Boston Mayor Michelle Wu and the city’s Task Force on Reparations are seeking research partners to produce a report on the history and legacy of slavery in Boston, they announced Monday.
The city has allocated $600,000 for the research project, according to meeting notes from the task force’s Sept. 20 public meeting.
The Task Force on Reparations was created in 2022 to study slavery’s enduring legacy in Boston and make reparations recommendations to the mayor. This report will shape those recommendations.
“To help our communities heal from the legacies of slavery and the systems of exclusion and injustice that persist today, it is essential that the City fully document the City of Boston’s role in the trans-Atlantic slave trade,” Wu said in a press release. “I urge researchers to apply to this [request for proposals] and join Boston in our commitment to deliver justice for Black residents and bring equitable solutions to our City.”
Boston’s connection to slavery dates back to at least 1641, when Massachusetts became the first North American colony to legalize the practice. A report by the Equal Justice Initiative details how Boston served as the origin point and/or final destination of hundreds of trafficking voyages during the trans-Atlantic slave trade. Wealthy, white Bostonians bought and sold enslaved people, and the profits fueled the local economy. Even after slavery was outlawed, virulent racism persisted in many forms — discriminatory laws, segregation in schools and public life, and restrictive racial housing covenants among them.

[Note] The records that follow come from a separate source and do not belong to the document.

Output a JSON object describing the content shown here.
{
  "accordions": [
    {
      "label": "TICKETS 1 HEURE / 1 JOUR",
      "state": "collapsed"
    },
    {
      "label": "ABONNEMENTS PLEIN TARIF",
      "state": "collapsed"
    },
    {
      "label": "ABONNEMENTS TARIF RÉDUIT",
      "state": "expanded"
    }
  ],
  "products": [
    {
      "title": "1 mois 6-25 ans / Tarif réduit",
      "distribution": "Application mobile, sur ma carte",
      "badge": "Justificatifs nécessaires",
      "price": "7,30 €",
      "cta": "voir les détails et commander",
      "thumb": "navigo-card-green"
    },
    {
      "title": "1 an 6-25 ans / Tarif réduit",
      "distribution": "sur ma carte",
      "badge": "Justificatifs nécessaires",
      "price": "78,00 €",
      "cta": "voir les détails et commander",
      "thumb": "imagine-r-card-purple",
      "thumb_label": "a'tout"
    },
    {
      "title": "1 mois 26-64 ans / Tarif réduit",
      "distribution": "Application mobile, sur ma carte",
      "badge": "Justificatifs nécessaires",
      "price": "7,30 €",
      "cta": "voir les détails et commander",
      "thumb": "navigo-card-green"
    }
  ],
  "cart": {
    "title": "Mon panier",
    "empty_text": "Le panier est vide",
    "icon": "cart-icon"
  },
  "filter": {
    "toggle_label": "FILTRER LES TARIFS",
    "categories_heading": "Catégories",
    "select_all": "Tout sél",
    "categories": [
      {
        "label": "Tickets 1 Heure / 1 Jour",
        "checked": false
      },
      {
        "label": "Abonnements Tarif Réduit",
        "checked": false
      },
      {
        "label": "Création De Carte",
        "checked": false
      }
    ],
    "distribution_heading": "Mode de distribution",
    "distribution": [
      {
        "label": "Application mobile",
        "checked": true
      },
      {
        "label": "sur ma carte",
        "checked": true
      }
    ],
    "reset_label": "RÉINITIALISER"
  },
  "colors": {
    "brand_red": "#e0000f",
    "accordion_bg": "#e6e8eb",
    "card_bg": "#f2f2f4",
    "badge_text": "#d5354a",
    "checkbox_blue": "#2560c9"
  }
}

To this day, Boston has a reputation as a racist city — fueled in part by memories of the city’s violent resistance to desegregation in the 1970s, and a staggering wealth gap between Black and white Bostonians.
“There’s an opportunity with this Request for Proposals not only to identify historically what has been collected and documented in the archive, in plain view, about our history, and prior attempts to erase it,” L’Merchie Frazier, a member of the task force, added in the press release, “but also to excavate a continuum of identity and a continuum of property relations–one that continues to be complex in nature as we grapple with four centuries of suffering and resistance.”
The city has divided the research project into six continuous time periods, or “units of study,” from 1620 to the present, and will choose a partner for each of the six.
Their research will focus on Boston and Bostonians’ economic growth and involvement in the trans-Atlantic slave trade and trans-Atlantic slave economies in the earlier periods, and the economic, social, and political legacies of the slave trade in the later periods.
Researchers chosen for the project will be asked to produce a comprehensive literature review and original historical research for their time period.
“Partners will weave together work across units of study to create a thorough accounting of the City of Boston’s role in the history and legacy of slavery spanning from 1620 to the present,” the request for proposals reads.